Cuda driver 320.00 error

Hi All,

I’m getting a CUDA error “unspecified launch failure” that causes the driver to go into an error state, does anyone knows how to recover the CUDA driver from it? or if I can set some kind of verbose in it for more information?

This is the nvidia-smi dump:
C:\Program Files\NVIDIA Corporation\NVSMI>nvidia-smi.exe
Wed Sep 04 16:14:23 2013
±-----------------------------------------------------+
| NVIDIA-SMI 5.320.00 Driver Version: 320.00 |
|-------------------------------±---------------------±---------------------+
| GPU Name TCC/WDDM | Bus-Id Disp.A | Volatile Uncorr.

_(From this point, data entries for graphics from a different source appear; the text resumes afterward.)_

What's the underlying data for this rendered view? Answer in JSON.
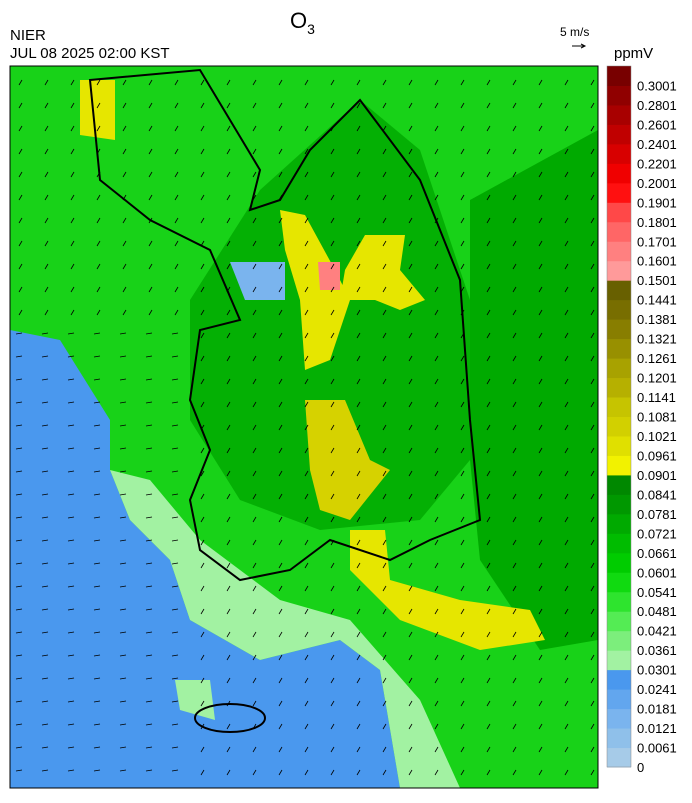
{
  "header": {
    "title": "O",
    "title_sub": "3",
    "agency": "NIER",
    "timestamp": "JUL 08 2025 02:00 KST",
    "wind_scale": "5 m/s"
  },
  "legend": {
    "unit": "ppmV",
    "levels": [
      "0",
      "0.0061",
      "0.0121",
      "0.0181",
      "0.0241",
      "0.0301",
      "0.0361",
      "0.0421",
      "0.0481",
      "0.0541",
      "0.0601",
      "0.0661",
      "0.0721",
      "0.0781",
      "0.0841",
      "0.0901",
      "0.0961",
      "0.1021",
      "0.1081",
      "0.1141",
      "0.1201",
      "0.1261",
      "0.1321",
      "0.1381",
      "0.1441",
      "0.1501",
      "0.1601",
      "0.1701",
      "0.1801",
      "0.1901",
      "0.2001",
      "0.2201",
      "0.2401",
      "0.2601",
      "0.2801",
      "0.3001"
    ],
    "colors": [
      "#a6cbe8",
      "#8fc0ea",
      "#7ab4ee",
      "#62a6ee",
      "#4a98ee",
      "#a2f2a2",
      "#7cee7c",
      "#54ec54",
      "#2ee42e",
      "#10da10",
      "#00cc00",
      "#00bc00",
      "#00aa00",
      "#009800",
      "#008800",
      "#f2f200",
      "#e0e000",
      "#d2d000",
      "#c6c400",
      "#b6b000",
      "#a8a200",
      "#989000",
      "#887e00",
      "#786e00",
      "#686000",
      "#ff9a9a",
      "#ff8080",
      "#ff6666",
      "#ff4848",
      "#ff1010",
      "#f00000",
      "#d80000",
      "#c00000",
      "#a80000",
      "#900000",
      "#780000"
    ]
  }
}
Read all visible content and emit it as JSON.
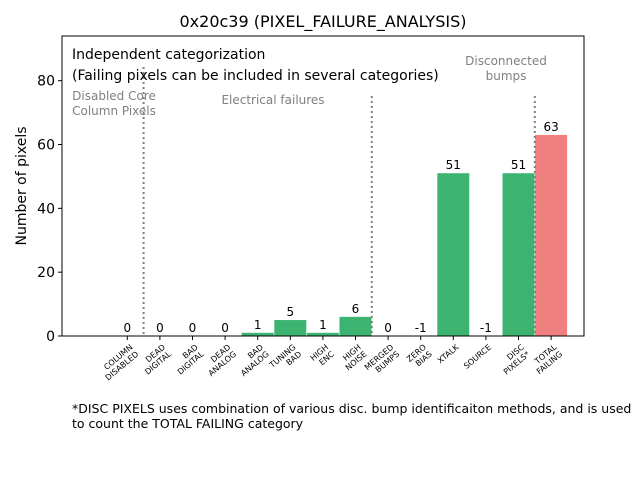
{
  "chart_data": {
    "type": "bar",
    "title": "0x20c39 (PIXEL_FAILURE_ANALYSIS)",
    "ylabel": "Number of pixels",
    "xlabel": "",
    "ylim": [
      0,
      94
    ],
    "yticks": [
      0,
      20,
      40,
      60,
      80
    ],
    "categories": [
      "COLUMN\nDISABLED",
      "DEAD\nDIGITAL",
      "BAD\nDIGITAL",
      "DEAD\nANALOG",
      "BAD\nANALOG",
      "TUNING\nBAD",
      "HIGH\nENC",
      "HIGH\nNOISE",
      "MERGED\nBUMPS",
      "ZERO\nBIAS",
      "XTALK",
      "SOURCE",
      "DISC\nPIXELS*",
      "TOTAL\nFAILING"
    ],
    "values": [
      0,
      0,
      0,
      0,
      1,
      5,
      1,
      6,
      0,
      -1,
      51,
      -1,
      51,
      63
    ],
    "value_labels": [
      "0",
      "0",
      "0",
      "0",
      "1",
      "5",
      "1",
      "6",
      "0",
      "-1",
      "51",
      "-1",
      "51",
      "63"
    ],
    "bar_colors": [
      "#3cb371",
      "#3cb371",
      "#3cb371",
      "#3cb371",
      "#3cb371",
      "#3cb371",
      "#3cb371",
      "#3cb371",
      "#3cb371",
      "#3cb371",
      "#3cb371",
      "#3cb371",
      "#3cb371",
      "#f08080"
    ],
    "annotations": {
      "heading_line1": "Independent categorization",
      "heading_line2": "(Failing pixels can be included in several categories)",
      "disabled_core": "Disabled Core\nColumn Pixels",
      "electrical": "Electrical failures",
      "disconnected": "Disconnected\nbumps"
    },
    "dividers_after_category": [
      0,
      7,
      12
    ],
    "grid": false,
    "legend": "none"
  },
  "footnote": "*DISC PIXELS uses combination of various disc. bump identificaiton methods, and is used\nto count the TOTAL FAILING category"
}
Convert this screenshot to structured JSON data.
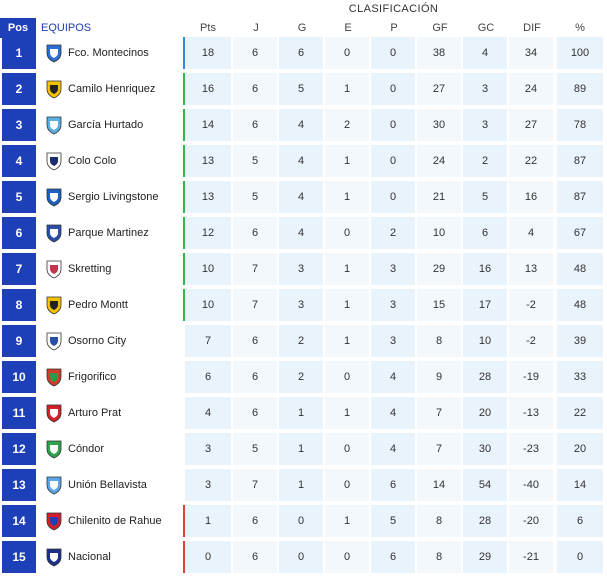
{
  "title": "CLASIFICACIÓN",
  "headers": {
    "pos": "Pos",
    "team": "EQUIPOS",
    "pts": "Pts",
    "j": "J",
    "g": "G",
    "e": "E",
    "p": "P",
    "gf": "GF",
    "gc": "GC",
    "dif": "DIF",
    "pct": "%"
  },
  "colors": {
    "accent": "#1d3fb8",
    "blue_bar": "#2f8be0",
    "green_bar": "#2db84b",
    "red_bar": "#e0403a",
    "cell_bg": "#e8f3fb"
  },
  "rows": [
    {
      "pos": "1",
      "team": "Fco. Montecinos",
      "icon": "crest-blue-icon",
      "pts": "18",
      "j": "6",
      "g": "6",
      "e": "0",
      "p": "0",
      "gf": "38",
      "gc": "4",
      "dif": "34",
      "pct": "100",
      "zone": "blue"
    },
    {
      "pos": "2",
      "team": "Camilo Henriquez",
      "icon": "crest-yellow-icon",
      "pts": "16",
      "j": "6",
      "g": "5",
      "e": "1",
      "p": "0",
      "gf": "27",
      "gc": "3",
      "dif": "24",
      "pct": "89",
      "zone": "green"
    },
    {
      "pos": "3",
      "team": "García Hurtado",
      "icon": "crest-stripes-icon",
      "pts": "14",
      "j": "6",
      "g": "4",
      "e": "2",
      "p": "0",
      "gf": "30",
      "gc": "3",
      "dif": "27",
      "pct": "78",
      "zone": "green"
    },
    {
      "pos": "4",
      "team": "Colo Colo",
      "icon": "crest-colocolo-icon",
      "pts": "13",
      "j": "5",
      "g": "4",
      "e": "1",
      "p": "0",
      "gf": "24",
      "gc": "2",
      "dif": "22",
      "pct": "87",
      "zone": "green"
    },
    {
      "pos": "5",
      "team": "Sergio Livingstone",
      "icon": "crest-bird-icon",
      "pts": "13",
      "j": "5",
      "g": "4",
      "e": "1",
      "p": "0",
      "gf": "21",
      "gc": "5",
      "dif": "16",
      "pct": "87",
      "zone": "green"
    },
    {
      "pos": "6",
      "team": "Parque Martinez",
      "icon": "crest-shield-icon",
      "pts": "12",
      "j": "6",
      "g": "4",
      "e": "0",
      "p": "2",
      "gf": "10",
      "gc": "6",
      "dif": "4",
      "pct": "67",
      "zone": "green"
    },
    {
      "pos": "7",
      "team": "Skretting",
      "icon": "crest-round-red-icon",
      "pts": "10",
      "j": "7",
      "g": "3",
      "e": "1",
      "p": "3",
      "gf": "29",
      "gc": "16",
      "dif": "13",
      "pct": "48",
      "zone": "green"
    },
    {
      "pos": "8",
      "team": "Pedro Montt",
      "icon": "crest-yellow-icon",
      "pts": "10",
      "j": "7",
      "g": "3",
      "e": "1",
      "p": "3",
      "gf": "15",
      "gc": "17",
      "dif": "-2",
      "pct": "48",
      "zone": "green"
    },
    {
      "pos": "9",
      "team": "Osorno City",
      "icon": "crest-round-blue-icon",
      "pts": "7",
      "j": "6",
      "g": "2",
      "e": "1",
      "p": "3",
      "gf": "8",
      "gc": "10",
      "dif": "-2",
      "pct": "39",
      "zone": "none"
    },
    {
      "pos": "10",
      "team": "Frigorifico",
      "icon": "crest-red-green-icon",
      "pts": "6",
      "j": "6",
      "g": "2",
      "e": "0",
      "p": "4",
      "gf": "9",
      "gc": "28",
      "dif": "-19",
      "pct": "33",
      "zone": "none"
    },
    {
      "pos": "11",
      "team": "Arturo Prat",
      "icon": "crest-red-stripes-icon",
      "pts": "4",
      "j": "6",
      "g": "1",
      "e": "1",
      "p": "4",
      "gf": "7",
      "gc": "20",
      "dif": "-13",
      "pct": "22",
      "zone": "none"
    },
    {
      "pos": "12",
      "team": "Cóndor",
      "icon": "crest-green-icon",
      "pts": "3",
      "j": "5",
      "g": "1",
      "e": "0",
      "p": "4",
      "gf": "7",
      "gc": "30",
      "dif": "-23",
      "pct": "20",
      "zone": "none"
    },
    {
      "pos": "13",
      "team": "Unión Bellavista",
      "icon": "crest-cloud-icon",
      "pts": "3",
      "j": "7",
      "g": "1",
      "e": "0",
      "p": "6",
      "gf": "14",
      "gc": "54",
      "dif": "-40",
      "pct": "14",
      "zone": "none"
    },
    {
      "pos": "14",
      "team": "Chilenito de Rahue",
      "icon": "crest-red-blue-icon",
      "pts": "1",
      "j": "6",
      "g": "0",
      "e": "1",
      "p": "5",
      "gf": "8",
      "gc": "28",
      "dif": "-20",
      "pct": "6",
      "zone": "red"
    },
    {
      "pos": "15",
      "team": "Nacional",
      "icon": "crest-navy-icon",
      "pts": "0",
      "j": "6",
      "g": "0",
      "e": "0",
      "p": "6",
      "gf": "8",
      "gc": "29",
      "dif": "-21",
      "pct": "0",
      "zone": "red"
    }
  ]
}
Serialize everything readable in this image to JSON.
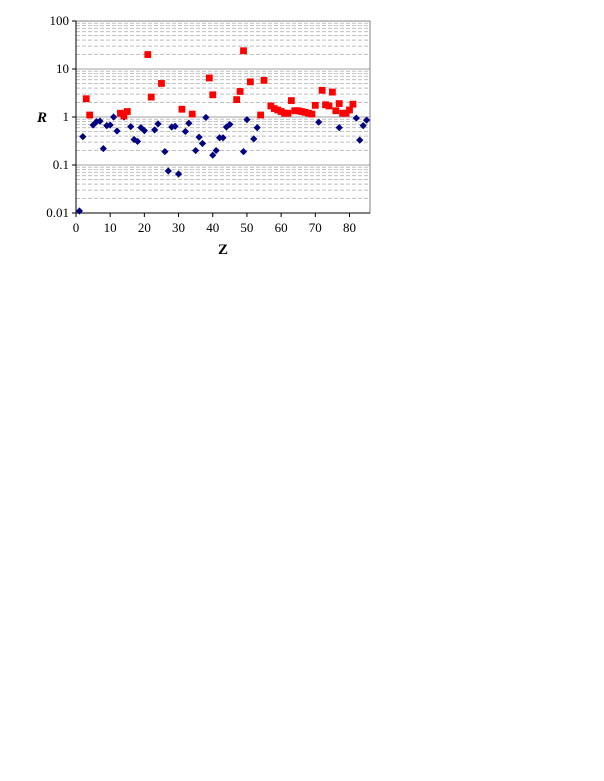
{
  "chart_data": {
    "type": "scatter",
    "xlabel": "Z",
    "ylabel": "R",
    "xlim": [
      0,
      86
    ],
    "ylim": [
      0.01,
      100
    ],
    "y_scale": "log",
    "x_ticks": [
      0,
      10,
      20,
      30,
      40,
      50,
      60,
      70,
      80
    ],
    "y_ticks": [
      0.01,
      0.1,
      1,
      10,
      100
    ],
    "y_tick_labels": [
      "0.01",
      "0.1",
      "1",
      "10",
      "100"
    ],
    "grid": "horizontal major and minor (dashed minor)",
    "legend": "none",
    "series": [
      {
        "marker": "diamond",
        "color": "#000080",
        "points": [
          [
            1,
            0.011
          ],
          [
            2,
            0.39
          ],
          [
            5,
            0.68
          ],
          [
            6,
            0.8
          ],
          [
            7,
            0.82
          ],
          [
            8,
            0.22
          ],
          [
            9,
            0.66
          ],
          [
            10,
            0.68
          ],
          [
            11,
            1.0
          ],
          [
            12,
            0.51
          ],
          [
            14,
            1.0
          ],
          [
            16,
            0.63
          ],
          [
            17,
            0.34
          ],
          [
            18,
            0.31
          ],
          [
            19,
            0.6
          ],
          [
            20,
            0.52
          ],
          [
            23,
            0.54
          ],
          [
            24,
            0.72
          ],
          [
            26,
            0.19
          ],
          [
            27,
            0.075
          ],
          [
            28,
            0.62
          ],
          [
            29,
            0.64
          ],
          [
            30,
            0.065
          ],
          [
            32,
            0.5
          ],
          [
            33,
            0.74
          ],
          [
            35,
            0.2
          ],
          [
            36,
            0.38
          ],
          [
            37,
            0.28
          ],
          [
            38,
            0.98
          ],
          [
            40,
            0.16
          ],
          [
            41,
            0.2
          ],
          [
            42,
            0.37
          ],
          [
            43,
            0.37
          ],
          [
            44,
            0.62
          ],
          [
            45,
            0.7
          ],
          [
            49,
            0.19
          ],
          [
            50,
            0.88
          ],
          [
            52,
            0.35
          ],
          [
            53,
            0.6
          ],
          [
            71,
            0.78
          ],
          [
            77,
            0.6
          ],
          [
            82,
            0.95
          ],
          [
            83,
            0.33
          ],
          [
            84,
            0.66
          ],
          [
            85,
            0.86
          ]
        ]
      },
      {
        "marker": "square",
        "color": "#ff0000",
        "points": [
          [
            3,
            2.4
          ],
          [
            4,
            1.1
          ],
          [
            13,
            1.2
          ],
          [
            14,
            1.05
          ],
          [
            15,
            1.3
          ],
          [
            21,
            20
          ],
          [
            22,
            2.6
          ],
          [
            25,
            5.0
          ],
          [
            31,
            1.45
          ],
          [
            34,
            1.15
          ],
          [
            39,
            6.5
          ],
          [
            40,
            2.9
          ],
          [
            47,
            2.3
          ],
          [
            48,
            3.4
          ],
          [
            49,
            24
          ],
          [
            51,
            5.4
          ],
          [
            54,
            1.1
          ],
          [
            55,
            5.8
          ],
          [
            57,
            1.7
          ],
          [
            58,
            1.5
          ],
          [
            59,
            1.4
          ],
          [
            60,
            1.3
          ],
          [
            61,
            1.2
          ],
          [
            62,
            1.2
          ],
          [
            63,
            2.2
          ],
          [
            64,
            1.35
          ],
          [
            65,
            1.35
          ],
          [
            66,
            1.3
          ],
          [
            67,
            1.25
          ],
          [
            68,
            1.2
          ],
          [
            69,
            1.15
          ],
          [
            70,
            1.75
          ],
          [
            72,
            3.6
          ],
          [
            73,
            1.8
          ],
          [
            74,
            1.7
          ],
          [
            75,
            3.3
          ],
          [
            76,
            1.35
          ],
          [
            77,
            1.9
          ],
          [
            78,
            1.2
          ],
          [
            79,
            1.2
          ],
          [
            80,
            1.4
          ],
          [
            81,
            1.85
          ]
        ]
      }
    ]
  }
}
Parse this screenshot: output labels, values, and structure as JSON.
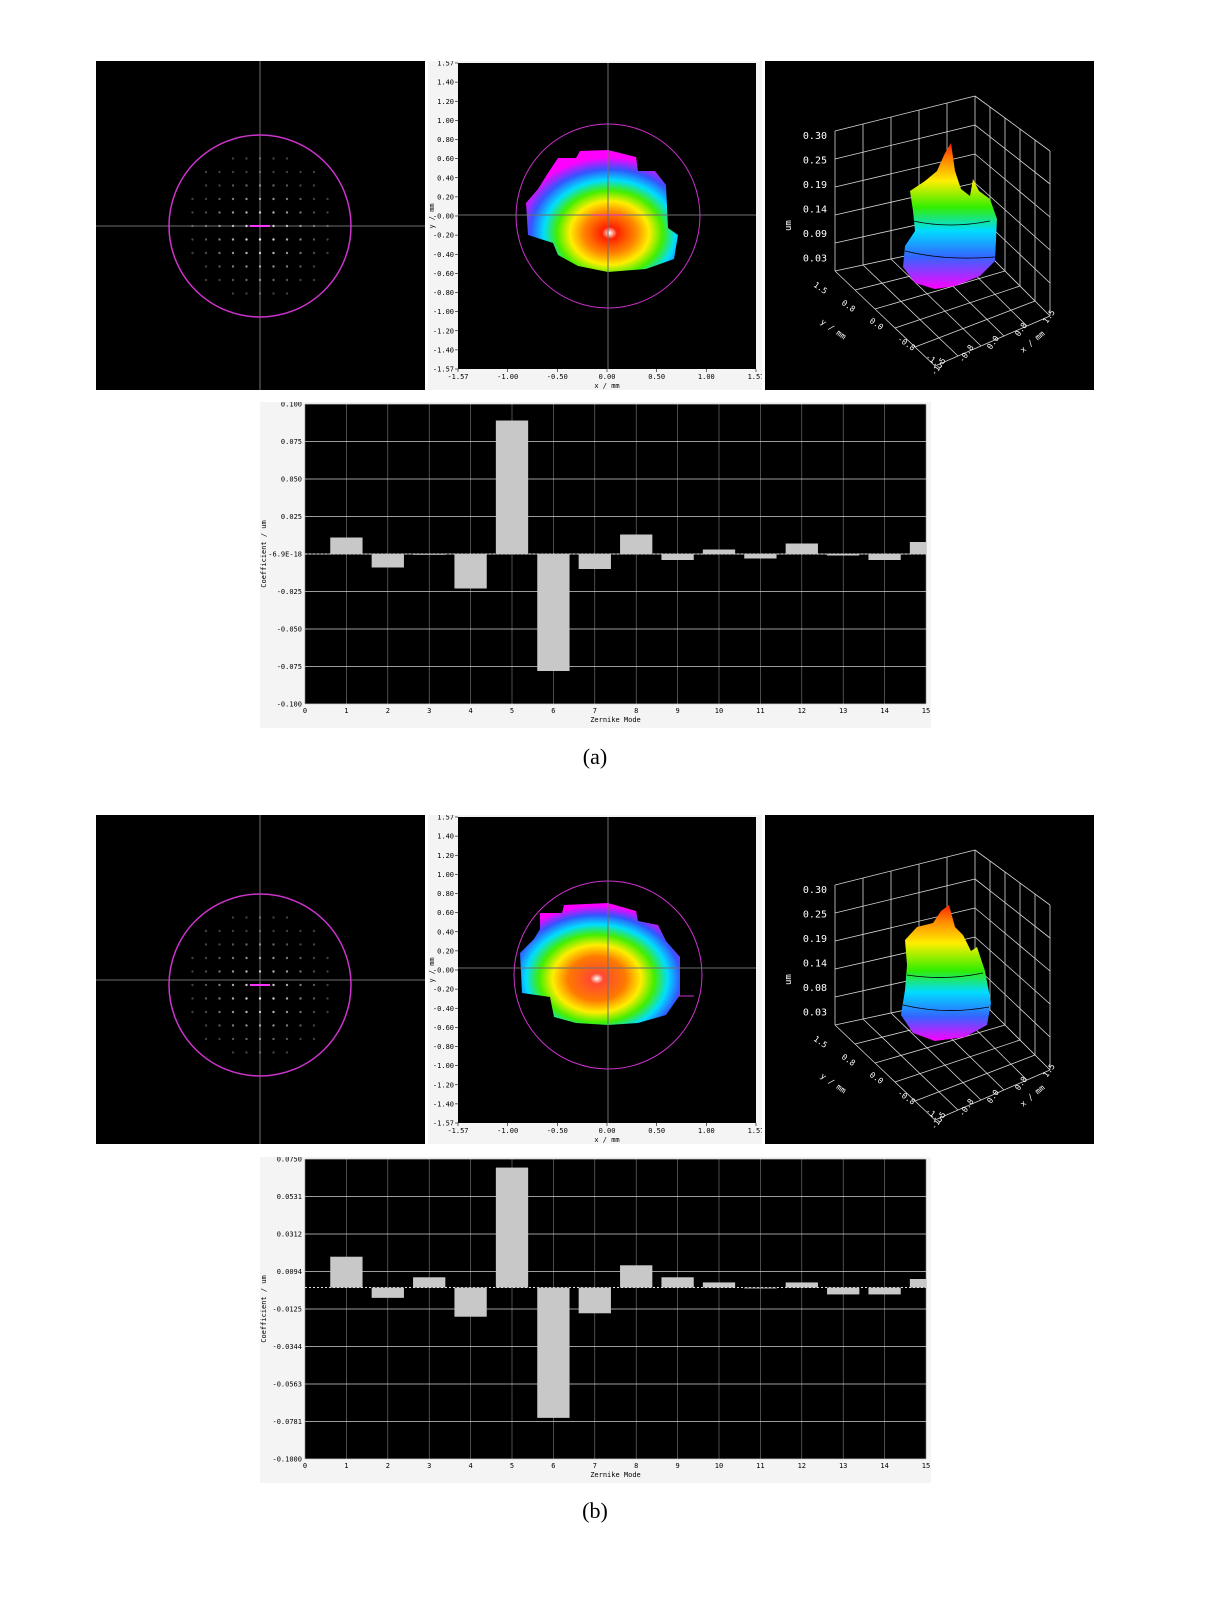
{
  "figure_labels": [
    "(a)",
    "(b)"
  ],
  "colors": {
    "pupil_circle": "#cc33cc",
    "crosshair": "#6e6e6e",
    "bar_fill": "#c8c8c8",
    "plot_bg": "#000000",
    "grid": "#bdbdbd"
  },
  "intensity_map": {
    "x_label": "x / mm",
    "y_label": "y / mm",
    "x_ticks": [
      "-1.57",
      "-1.00",
      "-0.50",
      "0.00",
      "0.50",
      "1.00",
      "1.57"
    ],
    "y_ticks": [
      "1.57",
      "1.40",
      "1.20",
      "1.00",
      "0.80",
      "0.60",
      "0.40",
      "0.20",
      "-0.00",
      "-0.20",
      "-0.40",
      "-0.60",
      "-0.80",
      "-1.00",
      "-1.20",
      "-1.40",
      "-1.57"
    ]
  },
  "surface_3d": {
    "z_label": "um",
    "y_label": "y / mm",
    "x_label": "x / mm",
    "y_ticks": [
      "1.5",
      "0.8",
      "0.0",
      "-0.8",
      "-1.5"
    ],
    "x_ticks": [
      "-1.5",
      "-0.8",
      "0.0",
      "0.8",
      "1.5"
    ],
    "z_ticks_a": [
      "0.30",
      "0.25",
      "0.19",
      "0.14",
      "0.09",
      "0.03"
    ],
    "z_ticks_b": [
      "0.30",
      "0.25",
      "0.19",
      "0.14",
      "0.08",
      "0.03"
    ]
  },
  "chart_data": [
    {
      "type": "bar",
      "panel": "(a)",
      "xlabel": "Zernike Mode",
      "ylabel": "Coefficient / um",
      "categories": [
        "1",
        "2",
        "3",
        "4",
        "5",
        "6",
        "7",
        "8",
        "9",
        "10",
        "11",
        "12",
        "13",
        "14",
        "15"
      ],
      "x_ticks": [
        "0",
        "1",
        "2",
        "3",
        "4",
        "5",
        "6",
        "7",
        "8",
        "9",
        "10",
        "11",
        "12",
        "13",
        "14",
        "15"
      ],
      "y_ticks": [
        "0.100",
        "0.075",
        "0.050",
        "0.025",
        "-6.9E-18",
        "-0.025",
        "-0.050",
        "-0.075",
        "-0.100"
      ],
      "ylim": [
        -0.1,
        0.1
      ],
      "values": [
        0.011,
        -0.009,
        0.0,
        -0.023,
        0.089,
        -0.078,
        -0.01,
        0.013,
        -0.004,
        0.003,
        -0.003,
        0.007,
        -0.001,
        -0.004,
        0.008
      ],
      "grid": true
    },
    {
      "type": "bar",
      "panel": "(b)",
      "xlabel": "Zernike Mode",
      "ylabel": "Coefficient / um",
      "categories": [
        "1",
        "2",
        "3",
        "4",
        "5",
        "6",
        "7",
        "8",
        "9",
        "10",
        "11",
        "12",
        "13",
        "14",
        "15"
      ],
      "x_ticks": [
        "0",
        "1",
        "2",
        "3",
        "4",
        "5",
        "6",
        "7",
        "8",
        "9",
        "10",
        "11",
        "12",
        "13",
        "14",
        "15"
      ],
      "y_ticks": [
        "0.0750",
        "0.0531",
        "0.0312",
        "0.0094",
        "-0.0125",
        "-0.0344",
        "-0.0563",
        "-0.0781",
        "-0.1000"
      ],
      "ylim": [
        -0.1,
        0.075
      ],
      "values": [
        0.018,
        -0.006,
        0.006,
        -0.017,
        0.07,
        -0.076,
        -0.015,
        0.013,
        0.006,
        0.003,
        -0.0005,
        0.003,
        -0.004,
        -0.004,
        0.005
      ],
      "grid": true
    }
  ]
}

ECC |
| Fan Temp Perf Pwr:Usage/Cap| Memory-Usage | GPU-Util Compute M. |
|===============================+======================+======================|
| 0 ERR! TCC | ERR! ERR! | ERR! |
|ERR! ERR! ERR! ERR! / ERR! | 10MB / 6143MB | ERR! ERR! |
±------------------------------±---------------------±---------------------+
| 1 Quadro FX 3800 WDDM | 0000:28:00.0 N/A | N/A |
| 30% 78C N/A N/A / N/A | 997MB / 998MB | N/A Default |
±------------------------------±---------------------±---------------------+

±----------------------------------------------------------------------------+
| Compute processes: GPU Memory |
| GPU PID Process name Usage |
|=============================================================================|
| 0 ERROR: GPU is lost |
| 1 Not Supported |
±----------------------------------------------------------------------------+

C:\Program Files\NVIDIA Corporation\NVSMI>nvidia-smi.exe -q

==============NVSMI LOG==============

Timestamp : Wed Sep 04 16:20:49 2013
Driver Version : 320.00

Attached GPUs : 2
Unable to determine the PCI bus id for the target device: GPU is lost

“unspecified launch failure” is the GPU equivalent of a “segfault” on CPUs, meaning there is an out-of-bounds memory access. I would suggest use of cuda-memcheck to track down the out-of-bounds access. The out-of-bounds access may also be a follow-on error caused by a failing CUDA API call upstream (e.g. a failed memory allocation), so may sure to check the return status of all CUDA API calls.